Anuvu is supposed to show how the C-band Relocation Payment Clearinghouse was wrong in finding that the company can't get reimbursed for its German facility modifications, but it hasn't made the case of where the clearinghouse erred, the FCC Enforcement Bureau said in a brief posted Monday (docket 21-333). The bureau said much of Anuvu's argument revolves around one footnote in the FCC's C-band clearing order, and the agency can't make broad policy announcements in footnotes. But the C-band clearing order repeatedly makes clear that reimbursement of transition costs is only for those incurred within the U.S., the bureau said.
An FCC order that addresses gear authorization rules, which commissioners approved in October, will take effect Dec. 26, said a notice for Tuesday’s Federal Register. The order clarifies that rules prohibiting authorization of covered equipment include modular transmitters and imposes a prohibition on the authorization of devices that include modular transmitters that are covered equipment (see 2510280024).
Representatives of the Alaska Telecom Association met with staff from the FCC Wireless Bureau and Office of Economics to seek clarity on the eligible-areas map for the Alaska Connect Fund, according to a filing posted Monday in docket 23-328. Association members “inquired about the data set used to create the Map and urged the Commission to provide additional information about the areas that have been deemed ineligible.” They noted the burden of testing and challenging large areas of the map where service may not be available today.
Grandfathered fixed satellite service earth station licensees that qualify for protection from citizens broadband radio service operations need to renew their registrations by Dec. 1 for it to be valid in 2026, according to an FCC public notice Thursday (docket 17-258).
The FCC sought comment Friday on a revised application from Airspan for a waiver to offer dual-band radios that operate across citizens broadband radio service and C-band spectrum (see 2511170043).

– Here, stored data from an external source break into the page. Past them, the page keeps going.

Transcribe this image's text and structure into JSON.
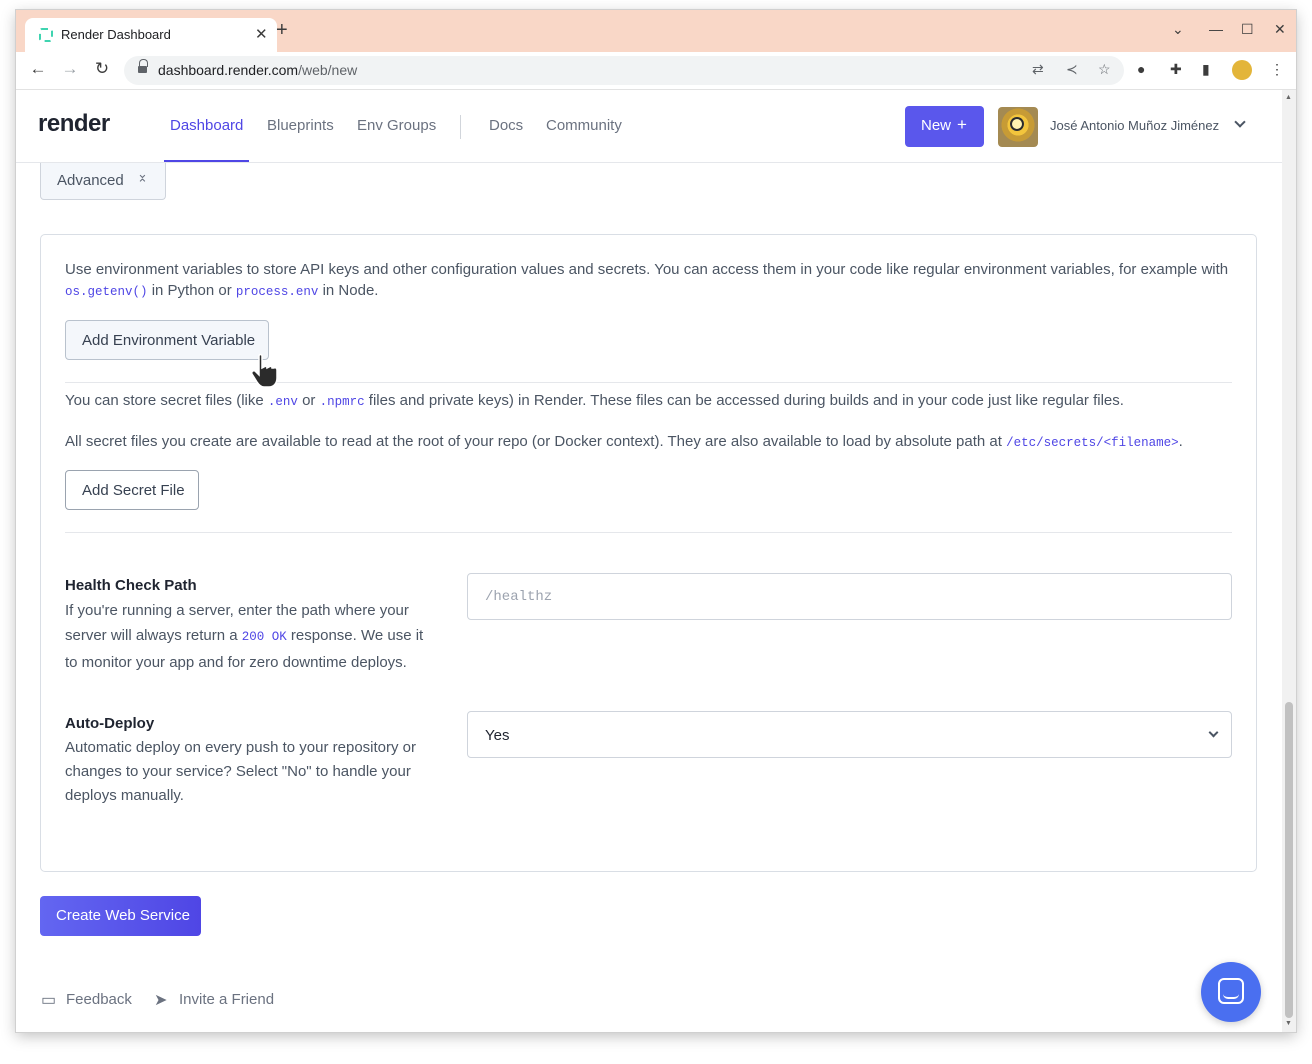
{
  "browser": {
    "tab_title": "Render Dashboard",
    "tab_close": "✕",
    "new_tab": "+",
    "url_host": "dashboard.render.com",
    "url_path": "/web/new",
    "window_controls": [
      "⌄",
      "—",
      "☐",
      "✕"
    ]
  },
  "header": {
    "logo": "render",
    "nav": [
      "Dashboard",
      "Blueprints",
      "Env Groups",
      "Docs",
      "Community"
    ],
    "active_nav": "Dashboard",
    "new_button": "New",
    "new_button_plus": "+",
    "user_name": "José Antonio Muñoz Jiménez"
  },
  "advanced": {
    "label": "Advanced"
  },
  "env": {
    "desc_prefix": "Use environment variables to store API keys and other configuration values and secrets. You can access them in your code like regular environment variables, for example with",
    "code_python": "os.getenv()",
    "mid_text": "in Python or",
    "code_node": "process.env",
    "suffix_text": "in Node.",
    "add_button": "Add Environment Variable"
  },
  "secrets": {
    "p1_prefix": "You can store secret files (like",
    "p1_code1": ".env",
    "p1_or": "or",
    "p1_code2": ".npmrc",
    "p1_suffix": "files and private keys) in Render. These files can be accessed during builds and in your code just like regular files.",
    "p2_prefix": "All secret files you create are available to read at the root of your repo (or Docker context). They are also available to load by absolute path at",
    "p2_code": "/etc/secrets/<filename>",
    "p2_suffix": ".",
    "add_button": "Add Secret File"
  },
  "health_check": {
    "title": "Health Check Path",
    "desc_prefix": "If you're running a server, enter the path where your server will always return a",
    "desc_code": "200 OK",
    "desc_suffix": "response. We use it to monitor your app and for zero downtime deploys.",
    "placeholder": "/healthz",
    "value": ""
  },
  "auto_deploy": {
    "title": "Auto-Deploy",
    "desc": "Automatic deploy on every push to your repository or changes to your service? Select \"No\" to handle your deploys manually.",
    "selected": "Yes"
  },
  "create_button": "Create Web Service",
  "footer": {
    "feedback": "Feedback",
    "invite": "Invite a Friend"
  },
  "colors": {
    "accent": "#4f46e5",
    "tab_bar": "#f9d7c7",
    "chat": "#4a6ff0"
  }
}
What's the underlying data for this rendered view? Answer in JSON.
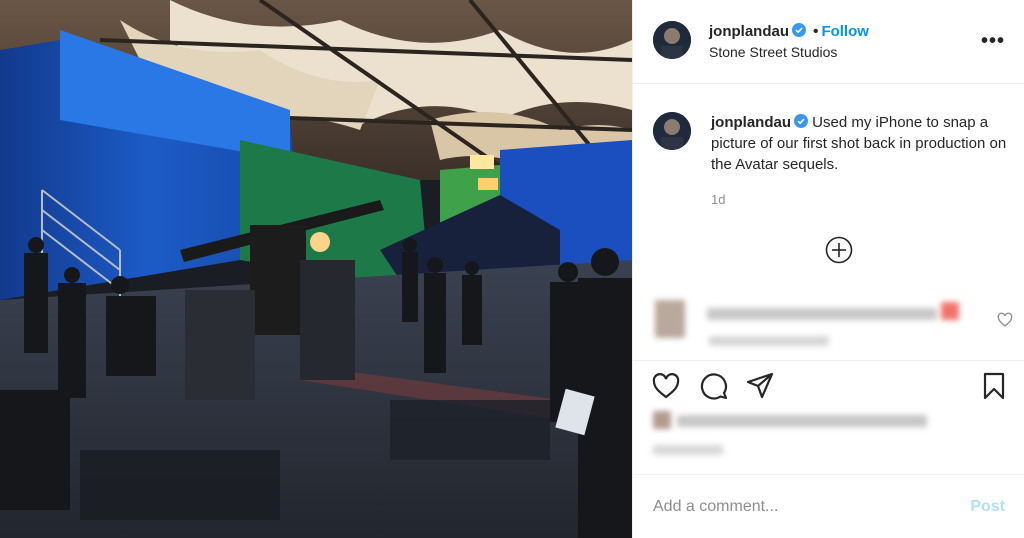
{
  "post": {
    "username": "jonplandau",
    "follow_label": "Follow",
    "separator": "•",
    "location": "Stone Street Studios",
    "more_label": "•••",
    "caption_username": "jonplandau",
    "caption_text": "Used my iPhone to snap a picture of our first shot back in production on the Avatar sequels.",
    "timestamp": "1d",
    "comment_placeholder": "Add a comment...",
    "post_label": "Post"
  },
  "icons": {
    "verified": "verified-badge-icon",
    "load_more": "plus-circle-icon",
    "like": "heart-icon",
    "comment": "speech-bubble-icon",
    "share": "paper-plane-icon",
    "save": "bookmark-icon",
    "comment_like": "small-heart-icon"
  },
  "colors": {
    "accent": "#0095f6",
    "post_disabled": "#b2dffc",
    "verified": "#3897f0",
    "muted": "#8e8e8e"
  }
}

Comments are due Dec. 22, replies Jan. 5, in docket 25-234.
Ericsson's latest mobility report forecast more than 2.9 billion 5G subscriptions by the end of this year and 6.4 billion by the end of 2031, or two-thirds of mobile subscriptions at that time. 6G subscriptions are expected to reach 180 million by the end of 2031, said the report, released Thursday. It also predicted that about 1.4 billion people will be served by fixed wireless during the same period.